DUBAI, Emirati Arabi Uniti (AP) - I ribelli yemeniti Houthi hanno effettuato un giro di attacchi di droni e missili all'Arabia Saudita domenica mattina contro un impianto di gas naturale liquefatto, un impianto di desalinizzazione dell'acqua, un impianto petrolifero e una centrale elettrica, secondo i media statali sauditi.
Gli attacchi non hanno causato vittime, secondo la coalizione militare a guida saudita che combatte in Yemen, sebbene abbiano danneggiato veicoli civili e case nella zona.
L'offensiva è stata un'ulteriore escalation negli attacchi transfrontalieri Houthi contro l'Arabia Saudita. I colloqui di pace rimangono bloccati e il conflitto che ha attraversato gran parte dello Yemen dal 2015 continua.
Yehia Sarie, portavoce dei ribelli Houthi sostenuti dall'Iran, ha detto che il gruppo ha intrapreso «una grande e grande operazione militare nel cuore dell'Arabia Saudita», senza fornire ulteriori dettagli.
La coalizione militare ha dichiarato di aver sventato un attacco a un impianto di gas liquefatto in un complesso petrolchimico nel porto di Yanbu nel Mar Rosso, gestito dalla Saudi Arabian Oil Co., meglio conosciuta come Aramco. All'inizio non era chiaro se l'impianto avesse subito danni.
L'entità del danno non era chiara. L'agenzia di stampa ufficiale saudita ha condiviso diverse immagini di camion dei pompieri che gettano acqua con tubi flessibili su grandi fiamme, così come auto distrutte e crateri sul terreno, presumibilmente causati da attacchi di droni e missili.
Il Gulf Cooperation Council, un'istituzione con sede in Arabia Saudita, ha invitato le due parti a incontrarsi a Riyadh per negoziare la fine dei combattimenti, un'offerta respinta a titolo definitivo dagli Houthi, che chiedevano che i colloqui si tenessero in un paese «neutrale».
I negoziati si sono interrotti da quando gli Houthi hanno tentato di impadronirsi della città petrolifera di Marib, una delle ultime roccaforti del governo yemenita appoggiato dai sauditi nel nord del paese.

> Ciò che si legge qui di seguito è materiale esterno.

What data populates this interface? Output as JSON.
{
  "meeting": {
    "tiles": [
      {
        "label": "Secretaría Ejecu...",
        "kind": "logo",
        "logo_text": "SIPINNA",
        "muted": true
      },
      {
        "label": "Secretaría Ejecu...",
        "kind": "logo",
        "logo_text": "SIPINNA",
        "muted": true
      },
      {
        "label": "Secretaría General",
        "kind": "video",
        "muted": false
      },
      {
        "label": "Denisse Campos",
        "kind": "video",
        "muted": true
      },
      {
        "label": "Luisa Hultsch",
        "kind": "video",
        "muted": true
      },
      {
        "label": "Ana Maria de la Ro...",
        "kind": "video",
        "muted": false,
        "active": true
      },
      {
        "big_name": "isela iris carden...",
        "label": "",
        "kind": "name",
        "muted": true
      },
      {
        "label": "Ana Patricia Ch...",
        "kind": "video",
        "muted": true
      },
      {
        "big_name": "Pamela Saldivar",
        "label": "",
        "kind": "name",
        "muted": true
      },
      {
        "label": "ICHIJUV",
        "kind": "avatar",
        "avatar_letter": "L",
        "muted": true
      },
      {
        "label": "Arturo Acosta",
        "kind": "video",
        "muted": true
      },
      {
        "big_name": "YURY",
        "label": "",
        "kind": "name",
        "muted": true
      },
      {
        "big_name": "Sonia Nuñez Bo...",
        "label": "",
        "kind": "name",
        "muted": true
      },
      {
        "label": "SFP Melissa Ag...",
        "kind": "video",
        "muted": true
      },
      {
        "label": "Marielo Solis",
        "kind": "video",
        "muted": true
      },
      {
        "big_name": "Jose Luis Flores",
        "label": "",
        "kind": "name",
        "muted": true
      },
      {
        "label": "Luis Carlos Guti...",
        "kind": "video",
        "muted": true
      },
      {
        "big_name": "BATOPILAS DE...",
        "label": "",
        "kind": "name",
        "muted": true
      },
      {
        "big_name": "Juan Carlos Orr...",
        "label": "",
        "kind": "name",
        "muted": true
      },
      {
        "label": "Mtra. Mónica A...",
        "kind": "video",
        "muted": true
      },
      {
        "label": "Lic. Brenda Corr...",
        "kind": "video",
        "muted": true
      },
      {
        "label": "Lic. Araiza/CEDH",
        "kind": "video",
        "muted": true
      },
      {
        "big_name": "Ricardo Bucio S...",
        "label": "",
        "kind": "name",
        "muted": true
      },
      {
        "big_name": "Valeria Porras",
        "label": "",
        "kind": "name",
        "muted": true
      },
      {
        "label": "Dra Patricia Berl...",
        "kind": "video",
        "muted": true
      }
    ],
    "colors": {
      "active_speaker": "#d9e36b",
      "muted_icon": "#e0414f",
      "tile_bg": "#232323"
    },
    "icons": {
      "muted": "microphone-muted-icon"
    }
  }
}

La brutale guerra dello Yemen è scoppiata nel 2015 dopo che gli Houthi, un gruppo sciita sostenuto dall'Iran, hanno conquistato la capitale del paese, Sana'a, e gran parte del nord. L'Arabia Saudita, che ha guardato con sospetto alla presenza iraniana al suo confine, ha lanciato una devastante campagna di bombardamenti con altri paesi arabi per espellere gli Houthi e ripristinare il governo con il riconoscimento internazionale.
Il conflitto ha raggiunto una violenta situazione di stallo in cui l'Arabia Saudita e i suoi alleati non riescono a decidere la guerra a loro favore. Gli attacchi aerei della coalizione saudita hanno decimato le infrastrutture e colpito obiettivi civili in Yemen come ospedali e ricevimenti di nozze, suscitando diffuse critiche internazionali.
La guerra ha creato una delle peggiori crisi umanitarie al mondo. Un recente rapporto delle Nazioni Unite ha stimato che centinaia di migliaia di persone sono morte e milioni sono state sfollate a causa del conflitto.